Grayscale images taken directly from an executable sample of a mobile app were used by [27]. The feature set is put into a three-layer DNN in order to determine whether the sample under examination is malware and, if so, to which family and iteration it corresponds. The Neural Network was far more basic than our model, which would account for its lower accuracy.
[26] converted the DEX file into RGB images and plain text based on the section characteristics of the DEX file, and then extracted image and text properties to classify the Android malware. A variety of properties were examined in the images, and these results were used to train the classifier. With manual feature extraction and conventional machine learning, it achieved 96%, but it takes a lot of effort.
The model's performance is comparable to ours. Similar to our work, [48] converted raw malware binaries into colour images that the optimised CNN architecture utilised to locate and classify malware families.
The findings show that the model can match the performance of a variety of cutting-edge models that determine if a file is benign or malignant using extracted data, such as API calls [49], which were recovered and turned into a sequence [50]. To reduce False positives and False negatives in the prediction, the majority's knowledge of which characteristics contribute to malware's malignant nature or which sequences are present in all malwares has a fundamental error. Combining attention networks with standard CNN can do this [51].

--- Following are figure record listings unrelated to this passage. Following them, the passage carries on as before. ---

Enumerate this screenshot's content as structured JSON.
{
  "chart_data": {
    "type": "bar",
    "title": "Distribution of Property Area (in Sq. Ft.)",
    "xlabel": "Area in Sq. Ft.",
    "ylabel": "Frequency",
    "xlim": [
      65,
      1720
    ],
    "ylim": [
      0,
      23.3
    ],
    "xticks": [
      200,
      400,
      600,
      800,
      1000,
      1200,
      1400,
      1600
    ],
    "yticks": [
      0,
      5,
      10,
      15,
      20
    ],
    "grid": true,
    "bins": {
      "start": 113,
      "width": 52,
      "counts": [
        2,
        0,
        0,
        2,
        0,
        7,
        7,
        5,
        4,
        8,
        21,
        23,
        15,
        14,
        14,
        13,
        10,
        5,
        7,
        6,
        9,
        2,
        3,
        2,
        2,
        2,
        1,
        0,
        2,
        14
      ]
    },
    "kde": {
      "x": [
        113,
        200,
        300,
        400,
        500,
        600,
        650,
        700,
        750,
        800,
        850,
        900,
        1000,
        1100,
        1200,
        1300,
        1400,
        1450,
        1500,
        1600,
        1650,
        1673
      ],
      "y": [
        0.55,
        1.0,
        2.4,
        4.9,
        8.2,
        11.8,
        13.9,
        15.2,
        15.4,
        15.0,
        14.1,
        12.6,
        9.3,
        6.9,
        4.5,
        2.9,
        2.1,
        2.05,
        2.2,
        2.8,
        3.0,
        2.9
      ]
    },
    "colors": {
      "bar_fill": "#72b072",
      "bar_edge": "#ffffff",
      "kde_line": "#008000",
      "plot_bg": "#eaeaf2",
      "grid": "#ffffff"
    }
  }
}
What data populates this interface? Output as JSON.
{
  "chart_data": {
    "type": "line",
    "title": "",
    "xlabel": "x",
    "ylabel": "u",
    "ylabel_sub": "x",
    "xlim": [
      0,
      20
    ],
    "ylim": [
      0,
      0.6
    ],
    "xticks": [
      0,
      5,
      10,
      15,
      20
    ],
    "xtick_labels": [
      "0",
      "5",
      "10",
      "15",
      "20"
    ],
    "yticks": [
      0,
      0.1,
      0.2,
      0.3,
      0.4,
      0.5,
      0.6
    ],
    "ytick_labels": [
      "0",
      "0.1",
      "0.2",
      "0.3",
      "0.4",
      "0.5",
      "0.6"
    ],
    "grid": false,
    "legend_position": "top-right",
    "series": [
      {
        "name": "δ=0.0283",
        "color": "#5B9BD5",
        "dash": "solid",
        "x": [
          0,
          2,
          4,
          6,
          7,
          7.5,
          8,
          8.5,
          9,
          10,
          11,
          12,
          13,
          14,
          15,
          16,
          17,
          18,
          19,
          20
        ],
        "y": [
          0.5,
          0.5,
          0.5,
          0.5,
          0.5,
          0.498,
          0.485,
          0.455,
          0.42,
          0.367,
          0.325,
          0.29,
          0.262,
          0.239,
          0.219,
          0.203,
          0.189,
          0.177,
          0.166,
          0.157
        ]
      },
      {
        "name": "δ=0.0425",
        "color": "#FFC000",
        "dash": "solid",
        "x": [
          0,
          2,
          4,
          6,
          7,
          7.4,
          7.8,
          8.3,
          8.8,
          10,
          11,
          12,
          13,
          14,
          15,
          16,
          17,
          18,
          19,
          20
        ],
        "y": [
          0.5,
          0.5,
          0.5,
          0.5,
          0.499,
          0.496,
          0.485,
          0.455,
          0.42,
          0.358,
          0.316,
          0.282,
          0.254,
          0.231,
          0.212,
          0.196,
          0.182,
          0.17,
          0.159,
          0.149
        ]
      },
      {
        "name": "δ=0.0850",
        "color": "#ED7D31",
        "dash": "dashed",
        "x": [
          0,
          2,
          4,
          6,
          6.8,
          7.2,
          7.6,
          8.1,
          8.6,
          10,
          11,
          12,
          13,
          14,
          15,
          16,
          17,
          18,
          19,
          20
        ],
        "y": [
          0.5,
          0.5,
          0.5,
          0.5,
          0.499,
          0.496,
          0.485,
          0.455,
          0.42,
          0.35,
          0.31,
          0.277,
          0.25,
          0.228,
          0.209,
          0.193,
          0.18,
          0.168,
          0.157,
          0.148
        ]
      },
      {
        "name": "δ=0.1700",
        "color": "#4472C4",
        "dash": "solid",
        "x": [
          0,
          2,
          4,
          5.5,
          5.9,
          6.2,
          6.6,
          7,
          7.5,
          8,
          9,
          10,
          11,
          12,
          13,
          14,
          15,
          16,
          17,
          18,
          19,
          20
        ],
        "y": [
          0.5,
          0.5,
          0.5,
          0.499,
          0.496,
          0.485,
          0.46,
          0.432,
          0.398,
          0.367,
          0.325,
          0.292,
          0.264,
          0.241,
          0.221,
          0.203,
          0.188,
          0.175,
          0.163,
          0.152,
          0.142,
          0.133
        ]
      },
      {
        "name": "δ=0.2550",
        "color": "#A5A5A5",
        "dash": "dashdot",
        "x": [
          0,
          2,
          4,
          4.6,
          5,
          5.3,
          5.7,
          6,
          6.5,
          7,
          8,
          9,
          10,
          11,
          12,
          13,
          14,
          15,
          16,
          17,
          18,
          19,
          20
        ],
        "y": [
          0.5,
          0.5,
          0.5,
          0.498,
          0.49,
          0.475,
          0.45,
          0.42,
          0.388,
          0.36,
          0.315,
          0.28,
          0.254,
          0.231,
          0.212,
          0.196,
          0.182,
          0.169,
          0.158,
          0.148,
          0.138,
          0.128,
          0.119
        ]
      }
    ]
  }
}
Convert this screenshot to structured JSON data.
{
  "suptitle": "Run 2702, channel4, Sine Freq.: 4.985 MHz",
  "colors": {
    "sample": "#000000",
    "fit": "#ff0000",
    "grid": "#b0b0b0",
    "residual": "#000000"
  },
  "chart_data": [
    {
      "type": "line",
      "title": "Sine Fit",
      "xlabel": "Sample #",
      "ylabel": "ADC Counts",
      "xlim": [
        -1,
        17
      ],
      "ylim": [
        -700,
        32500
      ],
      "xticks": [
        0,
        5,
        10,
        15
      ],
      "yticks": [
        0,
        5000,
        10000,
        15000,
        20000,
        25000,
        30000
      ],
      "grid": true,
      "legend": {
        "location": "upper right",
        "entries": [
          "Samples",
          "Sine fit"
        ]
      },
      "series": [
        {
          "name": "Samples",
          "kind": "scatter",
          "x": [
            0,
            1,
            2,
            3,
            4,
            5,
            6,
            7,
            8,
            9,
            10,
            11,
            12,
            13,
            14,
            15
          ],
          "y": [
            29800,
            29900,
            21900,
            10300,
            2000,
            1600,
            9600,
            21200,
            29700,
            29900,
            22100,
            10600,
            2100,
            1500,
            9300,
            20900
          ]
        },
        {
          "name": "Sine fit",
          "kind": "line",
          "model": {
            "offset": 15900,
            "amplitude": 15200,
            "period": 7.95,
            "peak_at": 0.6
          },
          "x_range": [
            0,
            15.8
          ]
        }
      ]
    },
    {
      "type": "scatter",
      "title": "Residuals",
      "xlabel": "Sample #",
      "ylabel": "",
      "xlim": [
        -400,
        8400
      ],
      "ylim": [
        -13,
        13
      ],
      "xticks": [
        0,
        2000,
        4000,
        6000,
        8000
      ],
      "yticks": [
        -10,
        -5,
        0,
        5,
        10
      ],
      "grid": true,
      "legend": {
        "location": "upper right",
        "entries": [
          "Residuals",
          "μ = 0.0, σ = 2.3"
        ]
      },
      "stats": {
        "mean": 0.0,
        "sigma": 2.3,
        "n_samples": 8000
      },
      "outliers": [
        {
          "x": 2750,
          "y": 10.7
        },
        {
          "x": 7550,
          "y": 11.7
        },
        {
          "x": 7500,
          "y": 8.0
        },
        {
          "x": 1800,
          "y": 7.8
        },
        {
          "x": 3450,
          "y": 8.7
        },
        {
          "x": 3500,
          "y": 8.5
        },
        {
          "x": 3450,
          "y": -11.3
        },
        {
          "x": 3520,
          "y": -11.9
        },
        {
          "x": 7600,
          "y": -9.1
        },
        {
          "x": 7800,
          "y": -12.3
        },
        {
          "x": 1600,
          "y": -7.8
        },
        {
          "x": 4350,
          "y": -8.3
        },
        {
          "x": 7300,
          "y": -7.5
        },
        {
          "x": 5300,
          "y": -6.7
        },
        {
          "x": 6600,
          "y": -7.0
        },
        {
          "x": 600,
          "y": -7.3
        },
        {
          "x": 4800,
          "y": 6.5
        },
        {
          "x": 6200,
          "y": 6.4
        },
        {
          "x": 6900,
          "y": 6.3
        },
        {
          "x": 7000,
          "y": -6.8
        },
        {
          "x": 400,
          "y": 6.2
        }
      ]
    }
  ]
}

Table 4: Comparison of performance to previous works.
Works
|
Accuracy
|
Hsien-De Huang and Kao (2018) [25]
|
90%
|
Mercaldo and Santone, (2020) [27]
|
91.8%
|
Fang et al, 2020 [26]
|
96%
|
Vasan et al., 2020 [48]
|
97.35%
|
Our model
|
97.81%
|
The presence of harmful files on Android devices must be detectable by antivirus software. To address this issue, ML models were used. We create images by preprocessing both malicious and benign input files (APKs). Although the procedure was more accurate, it was difficult and time-consuming to put into practise. To better understand how a simpler model performed during the malware detection process, we created the CNN. But because the images were made directly from APKs, they were too big, and the feature extraction part could not be handled by the convolutional layers we developed as effectively as the VGG-16 model. Compared to the malignant images, which acquired 99.4%, the benign class has 95.8% accurate predictions.